When I go to the beach, I spend most of my time counting.
I watch everyone. I worry about someone drowning. Someone might not be watching someone they love. Just for a split second. Someone looks away and someone goes under. It won’t happen on my watch.
Because I watch.
My mother watched.
I must have been a lifeguard in a previous life. And my mother was a lifeguard in her previous life. Perhaps we have lifeguards going all the way back… my ancestor counting heads as Moses parted the Red Sea.
I like to read at the beach, but I stop after every two paragraphs and count. Where is the little boy with the striped bathing suit? Where is the girl with the blue bikini? Where is the old woman in the straw hat? The pale man with the hairy back?
Everybody will stay safe under my watch.
I count heads. Twenty-four now. Oh, that family is leaving, but here are two more families. Twenty-nine now. I count.

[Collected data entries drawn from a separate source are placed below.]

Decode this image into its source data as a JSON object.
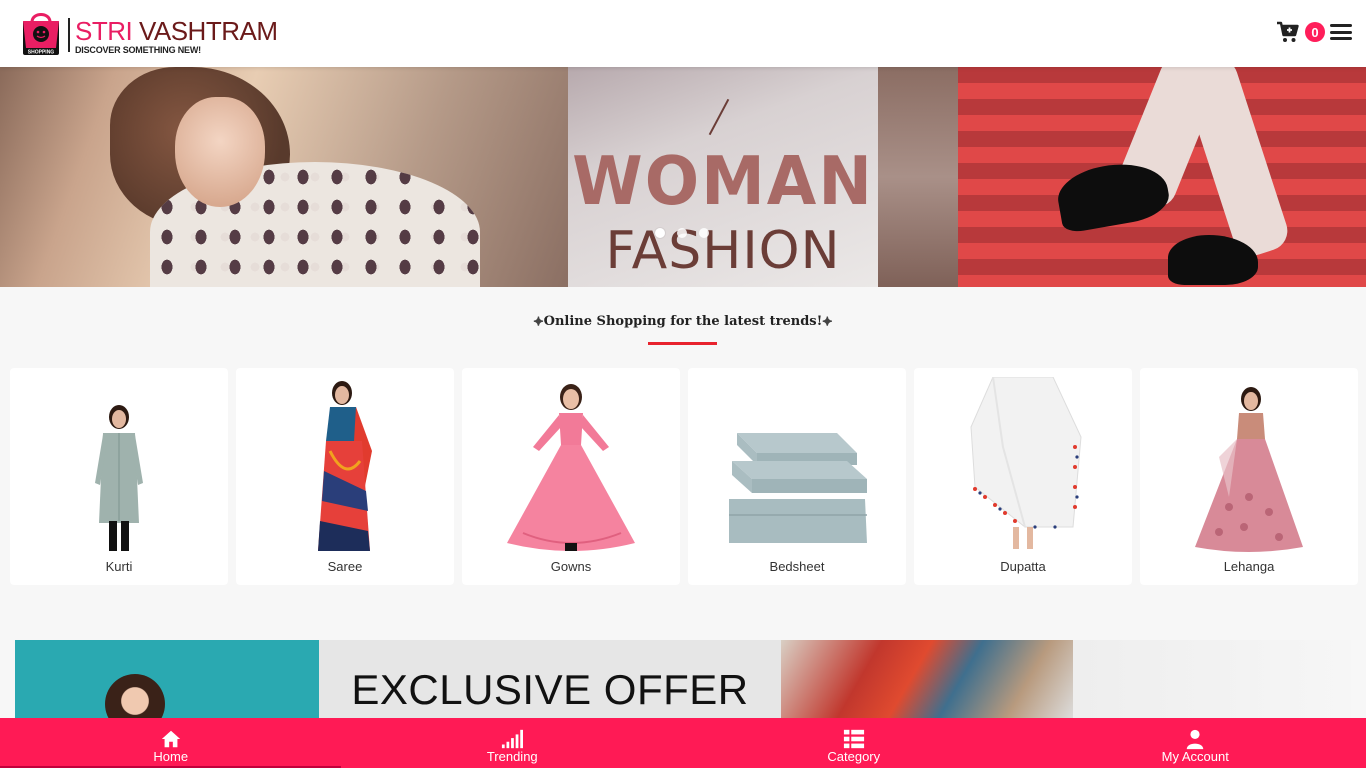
{
  "brand": {
    "title_part1": "STRI ",
    "title_part2": "VASHTRAM",
    "tagline": "DISCOVER SOMETHING NEW!",
    "bag_text": "SHOPPING",
    "primary_color": "#e91e63",
    "secondary_color": "#6b1a1a"
  },
  "header": {
    "cart_icon": "cart-plus-icon",
    "cart_count": "0",
    "menu_icon": "hamburger-menu-icon"
  },
  "hero": {
    "slide_text_line1": "WOMAN",
    "slide_text_line2": "FASHION",
    "slide_count": 3,
    "active_slide": 0
  },
  "section": {
    "title": "Online Shopping for the latest trends!",
    "accent_color": "#e8232e"
  },
  "categories": [
    {
      "label": "Kurti"
    },
    {
      "label": "Saree"
    },
    {
      "label": "Gowns"
    },
    {
      "label": "Bedsheet"
    },
    {
      "label": "Dupatta"
    },
    {
      "label": "Lehanga"
    }
  ],
  "offer": {
    "text": "EXCLUSIVE OFFER"
  },
  "bottom_nav": {
    "color": "#ff1a55",
    "items": [
      {
        "label": "Home",
        "icon": "home-icon"
      },
      {
        "label": "Trending",
        "icon": "signal-bars-icon"
      },
      {
        "label": "Category",
        "icon": "list-icon"
      },
      {
        "label": "My Account",
        "icon": "user-icon"
      }
    ]
  }
}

Okay. The little boy with the sailboats on his shorts has put on a sweatshirt. He’s here.
Ah, there’s Moses, my ancestor said. He’s safe.
When I was nine, my little brother wandered away at a relative’s lakeside cottage. My father thought he was with my mother. My mother thought he was with my father. Then they realized he was gone. And the lake was so big. I think that was the most frightened I ever saw my mother. She was terrified. My brother was found. He was safe. And still my mother cried.
She forgot for a moment to count.
And so I count.
There is the lady with the white sunglasses. If she takes them off, I must remember her hair. She has a braid. I won’t forget her.
There are the teenagers kissing. They will watch each other. But I will make sure. They could go under together.
Not on my watch.
Everyone will stay safe. The children on the shoreline, the brave ones in the water, the elderly under their umbrellas, the readers, the sleepers, the frisbee throwers.
I count people because people count.